National Commissioner Vincent Olatunji announced the hefty penalty during a workshop held in Abuja, where he criticized Fidelity Bank for its lack of cooperation during the investigation process. He highlighted that the bank’s dismissive attitude and poor collaboration with the commission significantly contributed to the severity of the penalty. The NDPC’s investigation, which began in April 2023, uncovered serious breaches in the handling and protection of customer data by the bank.
“The arrogance displayed by Fidelity Bank and their refusal to engage meaningfully with our investigation only worsened their situation,” Olatunji stated. He emphasized that the commission is committed to upholding data protection standards and will not hesitate to impose strict penalties on organizations that fail to comply with the regulations.
The fine must be paid within 14 days of receiving the notice, underscoring the NDPC’s resolve to enforce compliance swiftly. This action by the commission sends a clear message to all organizations operating within Nigeria: data protection is not optional, and breaches will be met with significant consequences.

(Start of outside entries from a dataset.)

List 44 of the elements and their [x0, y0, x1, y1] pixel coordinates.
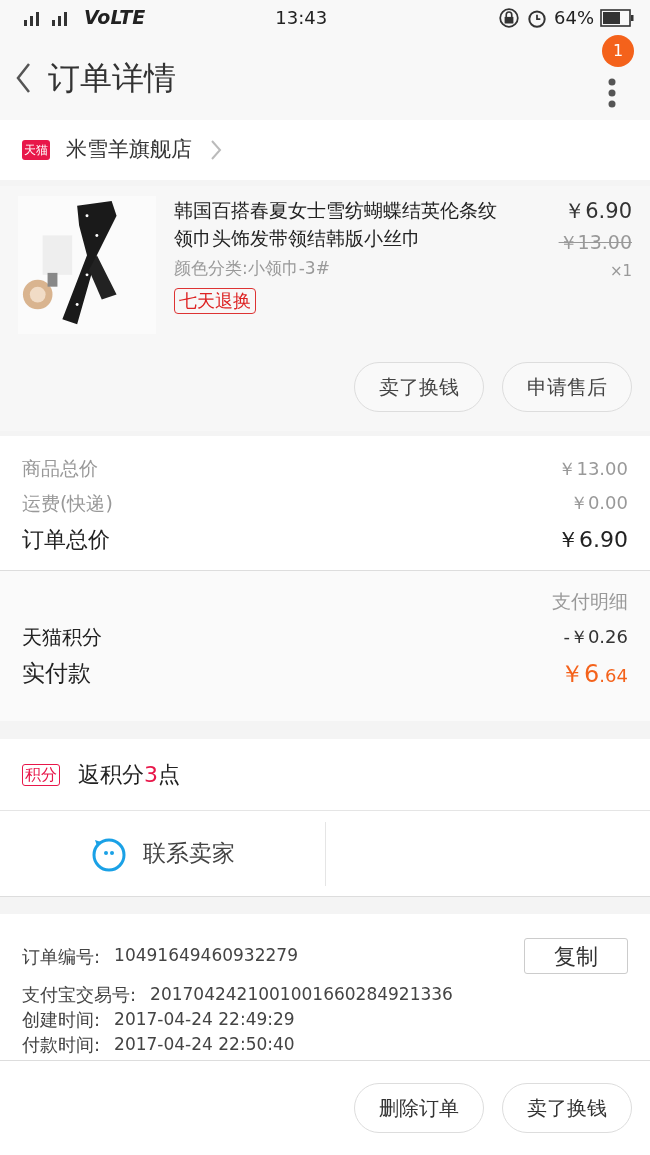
summary-value: ￥13.00 [558, 456, 628, 481]
info-label: 付款时间: [22, 1033, 101, 1057]
info-value: 10491649460932279 [114, 944, 298, 968]
paid-amount: ￥6.64 [560, 658, 628, 690]
points-text: 返积分3点 [78, 761, 180, 789]
page-title: 订单详情 [48, 57, 176, 99]
footer-button[interactable]: 卖了换钱 [502, 1083, 632, 1133]
footer-button[interactable]: 删除订单 [354, 1083, 484, 1133]
tmall-tag: 天猫 [22, 140, 50, 160]
payment-detail-title: 支付明细 [552, 589, 628, 614]
summary-label: 订单总价 [22, 526, 110, 554]
payment-label: 天猫积分 [22, 623, 102, 651]
status-time: 13:43 [275, 6, 328, 30]
summary-label: 运费(快递) [22, 490, 113, 516]
more-icon [608, 77, 616, 108]
battery-percent: 64% [554, 6, 594, 30]
original-price: ￥13.00 [558, 229, 632, 255]
summary-value: ￥6.90 [557, 526, 628, 554]
info-label: 支付宝交易号: [22, 983, 137, 1007]
action-button[interactable]: 卖了换钱 [354, 362, 484, 412]
info-value: 2017042421001001660284921336 [150, 982, 453, 1006]
network-label: VoLTE [84, 5, 146, 31]
payment-value: -￥0.26 [563, 625, 628, 649]
info-label: 创建时间: [22, 1008, 101, 1032]
copy-button[interactable]: 复制 [524, 938, 628, 974]
notification-badge: 1 [602, 35, 634, 67]
shop-name[interactable]: 米雪羊旗舰店 [66, 134, 192, 166]
battery-icon [600, 8, 634, 27]
return-policy-tag: 七天退换 [174, 287, 256, 314]
lock-icon [498, 6, 520, 29]
summary-label: 商品总价 [22, 456, 98, 481]
chevron-right-icon [210, 139, 222, 161]
info-label: 订单编号: [22, 944, 101, 969]
product-title: 韩国百搭春夏女士雪纺蝴蝶结英伦条纹领巾头饰发带领结韩版小丝巾 [174, 198, 498, 251]
points-tag: 积分 [22, 763, 60, 786]
product-variant: 颜色分类:小领巾-3# [174, 257, 331, 280]
info-value: 2017-04-24 22:50:40 [114, 1032, 295, 1056]
paid-label: 实付款 [22, 659, 91, 689]
product-price: ￥6.90 [564, 198, 632, 225]
info-value: 2017-04-24 22:49:29 [114, 1007, 295, 1031]
summary-value: ￥0.00 [569, 491, 628, 516]
quantity: ×1 [609, 261, 632, 282]
back-icon [15, 61, 31, 94]
action-button[interactable]: 申请售后 [502, 362, 632, 412]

This landmark case serves as a stark reminder to all financial institutions and businesses handling sensitive customer information that they must adhere to the highest standards of data protection. The NDP Act, 2023, and the NDPR, 2019, are designed to safeguard personal data, ensuring that individuals’ privacy is respected and protected from misuse or unauthorized access.
Fidelity Bank’s case is particularly noteworthy as it highlights the growing importance of data protection in Nigeria’s regulatory landscape. With the rapid digitization of financial services and the increasing volume of data being processed by banks and other organizations, the need for robust data protection practices has never been more critical.
The NDPC’s decision to impose such a significant fine reflects its determination to hold organizations accountable for data breaches, regardless of their size or influence. It also signals the beginning of a more rigorous enforcement regime, where non-compliance with data protection laws will attract severe penalties.